Adding further confidence to the retail property market and its investors, the mooted deal has been struck at a rate in line with the assets’ most recent book values recorded by Vicinity. The blended yield across the three half stakes comes out around 5 per cent, setting a clear benchmark on pricing.

For Link REIT, the investment represents its first major entry into the retail sector in Australia and follows its $683 million acquisition of an office tower at 100 Market Street from Blackstone two years ago

Since then, it has been on the hunt for more premium properties in the local market after signing an open-ended mandate with fund manager EG Funds Management.

On the sell side is GIC, which quietly tapped CBRE and Colliers to seek interest in its stakes in the three CBD assets in March this year. The Singaporean powerhouse had acquired those stakes in 2003, as part of its acquisition of local property outfit Ipoh.

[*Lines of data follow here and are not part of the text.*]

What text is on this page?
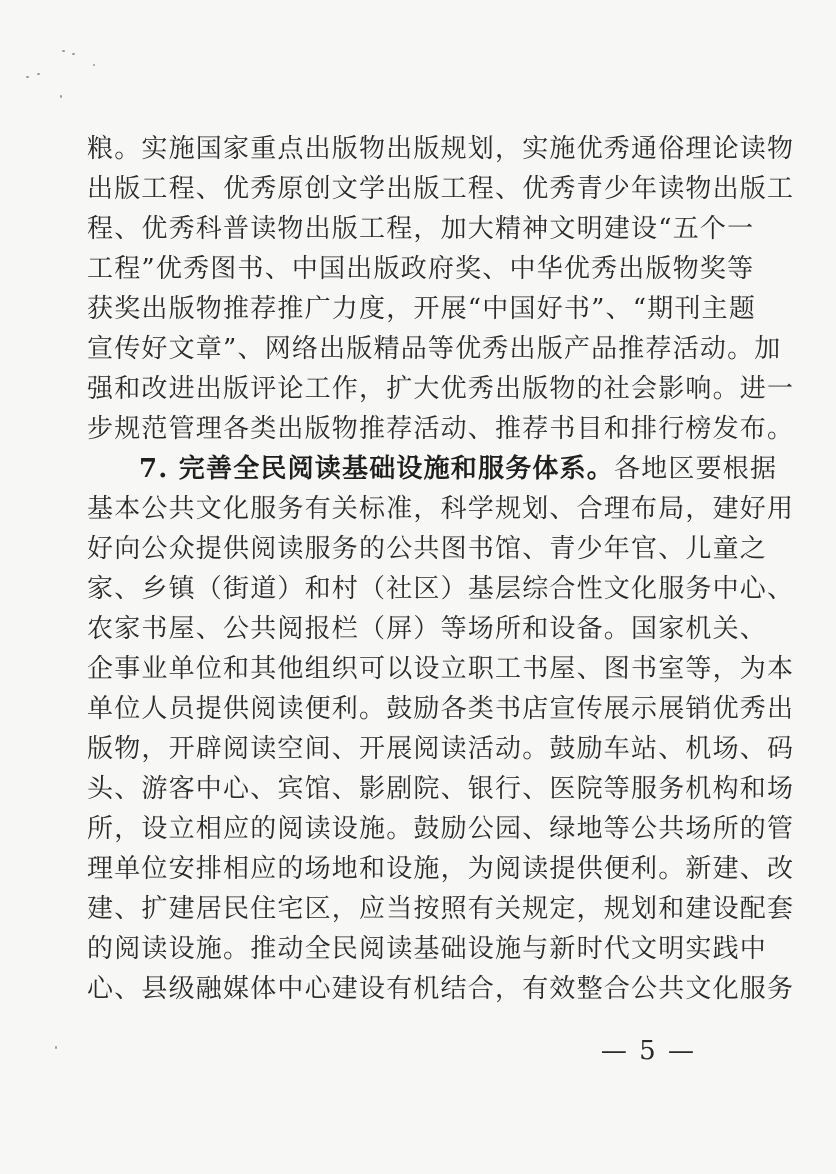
粮。实施国家重点出版物出版规划，实施优秀通俗理论读物
出版工程、优秀原创文学出版工程、优秀青少年读物出版工
程、优秀科普读物出版工程，加大精神文明建设“五个一
工程”优秀图书、中国出版政府奖、中华优秀出版物奖等
获奖出版物推荐推广力度，开展“中国好书”、“期刊主题
宣传好文章”、网络出版精品等优秀出版产品推荐活动。加
强和改进出版评论工作，扩大优秀出版物的社会影响。进一
步规范管理各类出版物推荐活动、推荐书目和排行榜发布。
7. 完善全民阅读基础设施和服务体系。各地区要根据
基本公共文化服务有关标准，科学规划、合理布局，建好用
好向公众提供阅读服务的公共图书馆、青少年官、儿童之
家、乡镇（街道）和村（社区）基层综合性文化服务中心、
农家书屋、公共阅报栏（屏）等场所和设备。国家机关、
企事业单位和其他组织可以设立职工书屋、图书室等，为本
单位人员提供阅读便利。鼓励各类书店宣传展示展销优秀出
版物，开辟阅读空间、开展阅读活动。鼓励车站、机场、码
头、游客中心、宾馆、影剧院、银行、医院等服务机构和场
所，设立相应的阅读设施。鼓励公园、绿地等公共场所的管
理单位安排相应的场地和设施，为阅读提供便利。新建、改
建、扩建居民住宅区，应当按照有关规定，规划和建设配套
的阅读设施。推动全民阅读基础设施与新时代文明实践中
心、县级融媒体中心建设有机结合，有效整合公共文化服务
— 5 —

GIC held on to the properties until four years ago, when it sold a 50 per cent stake in the trio of buildings for $556 million to Vicinity Centres.

That sale was part of a $1.1 billion asset swap between the pair in late 2017, in which GIC took a 49 per cent stake in the Chatswood Chase retail centre on Sydney’s north shore in exchange for the 50 per cent stake in its CBD trio.

As part of the deal, Vicinity took over management of the Sydney CBD retail assets.